In the weeks, months, and years that followed, I learned how to manage this alien thing that had control of me. I played with medication times and days. There are so many people who cannot handle methotrexate. My new limitations were something that I had to come to terms with. In my first year, I could not imagine making it another 20 years. There were not a lot of long-term studies about RA so it all seemed pretty hopeless. I really thought that I was doomed and this was not going to end well. The meds scared me and I had to really force myself to start them in the first place. I observed other people who had what I had and tried other methods of dealing with it and even some who chose surgical options. It was really not a good thing.
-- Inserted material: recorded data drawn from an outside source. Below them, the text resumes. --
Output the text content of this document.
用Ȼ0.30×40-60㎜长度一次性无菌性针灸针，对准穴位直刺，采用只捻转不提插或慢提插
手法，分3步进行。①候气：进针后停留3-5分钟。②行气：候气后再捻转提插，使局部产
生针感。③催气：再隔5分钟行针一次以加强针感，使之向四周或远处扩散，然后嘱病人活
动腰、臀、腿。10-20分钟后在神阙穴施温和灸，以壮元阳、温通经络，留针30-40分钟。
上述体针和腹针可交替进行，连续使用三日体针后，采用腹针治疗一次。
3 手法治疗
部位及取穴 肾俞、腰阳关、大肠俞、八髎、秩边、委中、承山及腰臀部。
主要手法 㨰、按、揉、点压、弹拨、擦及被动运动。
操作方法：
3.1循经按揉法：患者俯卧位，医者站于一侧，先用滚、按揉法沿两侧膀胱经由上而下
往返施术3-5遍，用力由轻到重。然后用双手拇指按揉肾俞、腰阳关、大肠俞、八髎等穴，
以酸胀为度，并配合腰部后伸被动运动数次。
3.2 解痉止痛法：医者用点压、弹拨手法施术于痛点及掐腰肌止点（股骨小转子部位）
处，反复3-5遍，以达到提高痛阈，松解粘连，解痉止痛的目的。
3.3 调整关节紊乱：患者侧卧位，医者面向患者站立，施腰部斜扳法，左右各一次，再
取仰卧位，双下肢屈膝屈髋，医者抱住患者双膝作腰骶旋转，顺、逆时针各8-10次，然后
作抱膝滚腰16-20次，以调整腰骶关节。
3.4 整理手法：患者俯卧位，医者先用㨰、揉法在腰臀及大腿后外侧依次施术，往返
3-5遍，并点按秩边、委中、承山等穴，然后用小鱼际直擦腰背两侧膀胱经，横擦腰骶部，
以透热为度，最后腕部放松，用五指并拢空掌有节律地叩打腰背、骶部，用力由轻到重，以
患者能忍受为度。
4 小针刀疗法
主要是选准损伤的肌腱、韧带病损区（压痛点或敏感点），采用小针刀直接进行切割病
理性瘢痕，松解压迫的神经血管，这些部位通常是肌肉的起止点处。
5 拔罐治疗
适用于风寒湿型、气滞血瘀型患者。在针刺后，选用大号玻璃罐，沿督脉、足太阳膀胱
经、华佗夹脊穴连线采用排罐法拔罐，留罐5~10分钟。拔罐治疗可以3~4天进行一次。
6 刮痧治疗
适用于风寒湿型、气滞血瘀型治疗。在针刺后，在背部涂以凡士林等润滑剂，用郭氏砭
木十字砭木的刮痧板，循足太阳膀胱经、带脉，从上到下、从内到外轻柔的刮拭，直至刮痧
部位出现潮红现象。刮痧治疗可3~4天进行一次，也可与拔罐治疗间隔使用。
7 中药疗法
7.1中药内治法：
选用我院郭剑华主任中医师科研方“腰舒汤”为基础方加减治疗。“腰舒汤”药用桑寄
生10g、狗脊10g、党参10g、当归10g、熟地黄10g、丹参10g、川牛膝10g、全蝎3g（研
I decided a couple of years into this thing that the only way that I was going to live with this was to handle it the same way I handled all serious challenges. Anger and rage beat my greatest demons. I knew this was how I would survive. I would not lie down and just let it take me.
In my life, I have gleaned some of the best methods from the most abstract of sources. For me, it was the words of the outlaw Josey Wales that made such a difference in my life.“When things look bad and it looks like you’re not going to make it, then you got to get mad, I mean plum mad dog mean, because if you lose your head and you give up then you neither live nor win. That’s just the way it is."
With those words, I made it out of my 20s alive, I quit smoking for good and they are what allow me to do anything even when I feel that I cannot. When the pain is too much for me, my rage pushes me hard to move on through it, like a car driving through a showroom window. It may not be the most eloquent solution, but it has allowed the 16 years with RA to be possible and on my terms. Most importantly, it has allowed me to not be a burden on my family and for my sons to have a father. I cannot put a value on that and I would not change it for anything.